When can I return my guppy fry back with their parents? They're almost 1.5cm right now and they're beginning to get colour, the were born in the beginning of July I think.


----------



## arktixan (Mar 30, 2010)

I would assume once the fry is bigger than the adults mouth... but thats just me.


----------



## Joeee (Apr 3, 2010)

arktixan said:


> I would assume once the fry is bigger than the adults mouth... but thats just me.


I was thinking that too but when they were born, some of my shrimp which my guppies didn't go for were about the same size.


----------



## Peta2 (Jun 4, 2010)

I usually release my guppy fry into the main tank when they are 1-1.5 month old. Right now though, I have between 15 and 20 newborn fry swimming happily among adults. Maybe my fish just not hungry


----------



## Joeee (Apr 3, 2010)

Peta2 said:


> I usually release my guppy fry into the main tank when they are 1-1.5 month old. Right now though, I have between 15 and 20 newborn fry swimming happily among adults.
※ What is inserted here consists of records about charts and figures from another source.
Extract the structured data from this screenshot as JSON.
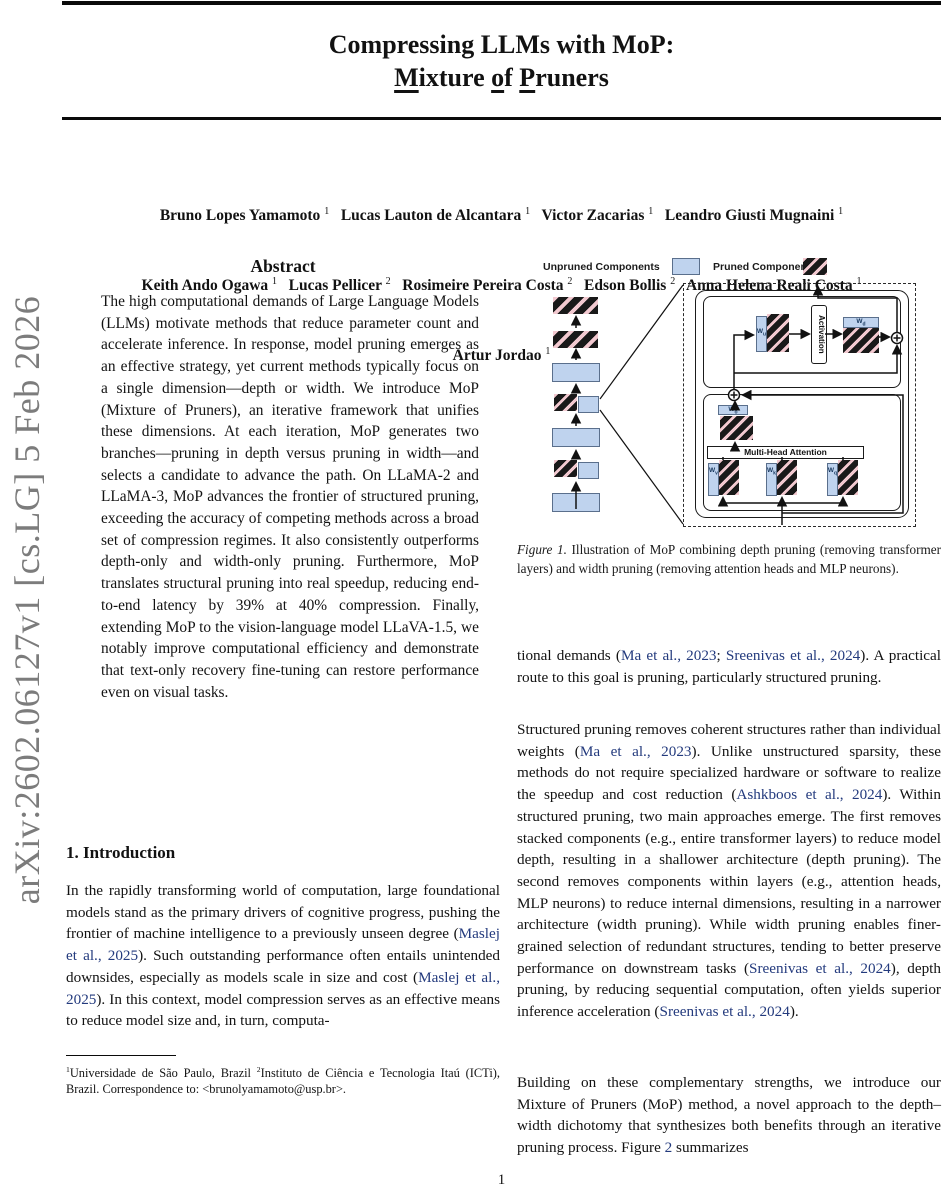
{
  "banner": {
    "text": "arXiv:2602.06127v1  [cs.LG]  5 Feb 2026"
  },
  "colors": {
    "citation_blue": "#233a7d",
    "banner_gray": "#7c7c7c",
    "unpruned_blue": "#bfd3ee",
    "pruned_pink": "#f2c9d0",
    "stripe_black": "#191919"
  },
  "header": {
    "title_line1": "Compressing LLMs with MoP:",
    "title_line2": [
      {
        "t": "M",
        "u": 1
      },
      {
        "t": "ixture "
      },
      {
        "t": "o",
        "u": 1
      },
      {
        "t": "f "
      },
      {
        "t": "P",
        "u": 1
      },
      {
        "t": "runers"
      }
    ],
    "author_lines": [
      [
        {
          "t": "Bruno Lopes Yamamoto "
        },
        {
          "t": "1",
          "sup": 1
        },
        {
          "t": "   Lucas Lauton de Alcantara "
        },
        {
          "t": "1",
          "sup": 1
        },
        {
          "t": "   Victor Zacarias "
        },
        {
          "t": "1",
          "sup": 1
        },
        {
          "t": "   Leandro Giusti Mugnaini "
        },
        {
          "t": "1",
          "sup": 1
        }
      ],
      [
        {
          "t": "Keith Ando Ogawa "
        },
        {
          "t": "1",
          "sup": 1
        },
        {
          "t": "   Lucas Pellicer "
        },
        {
          "t": "2",
          "sup": 1
        },
        {
          "t": "   Rosimeire Pereira Costa "
        },
        {
          "t": "2",
          "sup": 1
        },
        {
          "t": "   Edson Bollis "
        },
        {
          "t": "2",
          "sup": 1
        },
        {
          "t": "   Anna Helena Reali Costa "
        },
        {
          "t": "1",
          "sup": 1
        }
      ],
      [
        {
          "t": "Artur Jordao "
        },
        {
          "t": "1",
          "sup": 1
        }
      ]
    ]
  },
  "left_column": {
    "abstract_heading": "Abstract",
    "abstract_text": "The high computational demands of Large Language Models (LLMs) motivate methods that reduce parameter count and accelerate inference. In response, model pruning emerges as an effective strategy, yet current methods typically focus on a single dimension—depth or width. We introduce MoP (Mixture of Pruners), an iterative framework that unifies these dimensions. At each iteration, MoP generates two branches—pruning in depth versus pruning in width—and selects a candidate to advance the path. On LLaMA-2 and LLaMA-3, MoP advances the frontier of structured pruning, exceeding the accuracy of competing methods across a broad set of compression regimes. It also consistently outperforms depth-only and width-only pruning. Furthermore, MoP translates structural pruning into real speedup, reducing end-to-end latency by 39% at 40% compression. Finally, extending MoP to the vision-language model LLaVA-1.5, we notably improve computational efficiency and demonstrate that text-only recovery fine-tuning can restore performance even on visual tasks.",
    "intro_heading": "1. Introduction",
    "intro_paragraph": [
      {
        "t": "In the rapidly transforming world of computation, large foundational models stand as the primary drivers of cognitive progress, pushing the frontier of machine intelligence to a previously unseen degree ("
      },
      {
        "t": "Maslej et al., 2025",
        "c": 1
      },
      {
        "t": "). Such outstanding performance often entails unintended downsides, especially as models scale in size and cost ("
      },
      {
        "t": "Maslej et al., 2025",
        "c": 1
      },
      {
        "t": ").  In this context, model compression serves as an effective means to reduce model size and, in turn, computa-"
      }
    ],
    "footnote": [
      {
        "t": "1",
        "sup": 1
      },
      {
        "t": "Universidade de São Paulo, Brazil "
      },
      {
        "t": "2",
        "sup": 1
      },
      {
        "t": "Instituto de Ciência e Tecnologia Itaú (ICTi), Brazil. Correspondence to:  <brunolyamamoto@usp.br>."
      }
    ]
  },
  "figure": {
    "legend": {
      "unpruned": "Unpruned Components",
      "pruned": "Pruned Components"
    },
    "labels": {
      "activation": "Activation",
      "mha": "Multi-Head Attention",
      "wu": [
        {
          "t": "W"
        },
        {
          "t": "u",
          "sub": 1
        }
      ],
      "wd": [
        {
          "t": "W"
        },
        {
          "t": "d",
          "sub": 1
        }
      ],
      "wo": [
        {
          "t": "W"
        },
        {
          "t": "o",
          "sub": 1
        }
      ],
      "wv": [
        {
          "t": "W"
        },
        {
          "t": "v",
          "sub": 1
        }
      ],
      "wk": [
        {
          "t": "W"
        },
        {
          "t": "k",
          "sub": 1
        }
      ],
      "wq": [
        {
          "t": "W"
        },
        {
          "t": "q",
          "sub": 1
        }
      ]
    },
    "caption": [
      {
        "t": "Figure 1.",
        "i": 1
      },
      {
        "t": "  Illustration of MoP combining depth pruning (removing transformer layers) and width pruning (removing attention heads and MLP neurons)."
      }
    ]
  },
  "right_column": {
    "paragraph1": [
      {
        "t": "tional demands ("
      },
      {
        "t": "Ma et al., 2023",
        "c": 1
      },
      {
        "t": "; "
      },
      {
        "t": "Sreenivas et al., 2024",
        "c": 1
      },
      {
        "t": "). A practical route to this goal is pruning, particularly structured pruning."
      }
    ],
    "paragraph2": [
      {
        "t": "Structured pruning removes coherent structures rather than individual weights ("
      },
      {
        "t": "Ma et al., 2023",
        "c": 1
      },
      {
        "t": "). Unlike unstructured sparsity, these methods do not require specialized hardware or software to realize the speedup and cost reduction ("
      },
      {
        "t": "Ashkboos et al., 2024",
        "c": 1
      },
      {
        "t": ").  Within structured pruning, two main approaches emerge. The first removes stacked components (e.g., entire transformer layers) to reduce model depth, resulting in a shallower architecture (depth pruning).  The second removes components within layers (e.g., attention heads, MLP neurons) to reduce internal dimensions, resulting in a narrower architecture (width pruning). While width pruning enables finer-grained selection of redundant structures, tending to better preserve performance on downstream tasks ("
      },
      {
        "t": "Sreenivas et al., 2024",
        "c": 1
      },
      {
        "t": "), depth pruning, by reducing sequential computation, often yields superior inference acceleration ("
      },
      {
        "t": "Sreenivas et al., 2024",
        "c": 1
      },
      {
        "t": ")."
      }
    ],
    "paragraph3": [
      {
        "t": "Building on these complementary strengths, we introduce our Mixture of Pruners (MoP) method, a novel approach to the depth–width dichotomy that synthesizes both benefits through an iterative pruning process. Figure "
      },
      {
        "t": "2",
        "c": 1
      },
      {
        "t": " summarizes"
      }
    ]
  },
  "footer": {
    "page_number": "1"
  }
}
Maybe my fish just not hungry


I read somewhere online 3 months, but that sounds ridiculously long for me. I guess I'll release them back in with their parents when they reach about 1.75cm.

After googling for a growth chart, I came upon a silly yahoo answers answer;

http://answers.yahoo.com/question/index?qid=20070409193647AA82QQd



> The water should be kept around mid 70's to 80 and LOTS of light! Average fish needs 10 hours per day to keep producing Vitamin D. Guppy fry need about 15 hours. Anything less than 12 will cause spine deformities. Water changes are also very important because of the amount of feedings.


Regular lights don't provide UVB which is used to create vitamin D3.


----------



## igor.kanshyn (Jan 14, 2010)

I suggest you to release two of small fishes into a main tank first. If they will be fine for several days, you can move all of them.


----------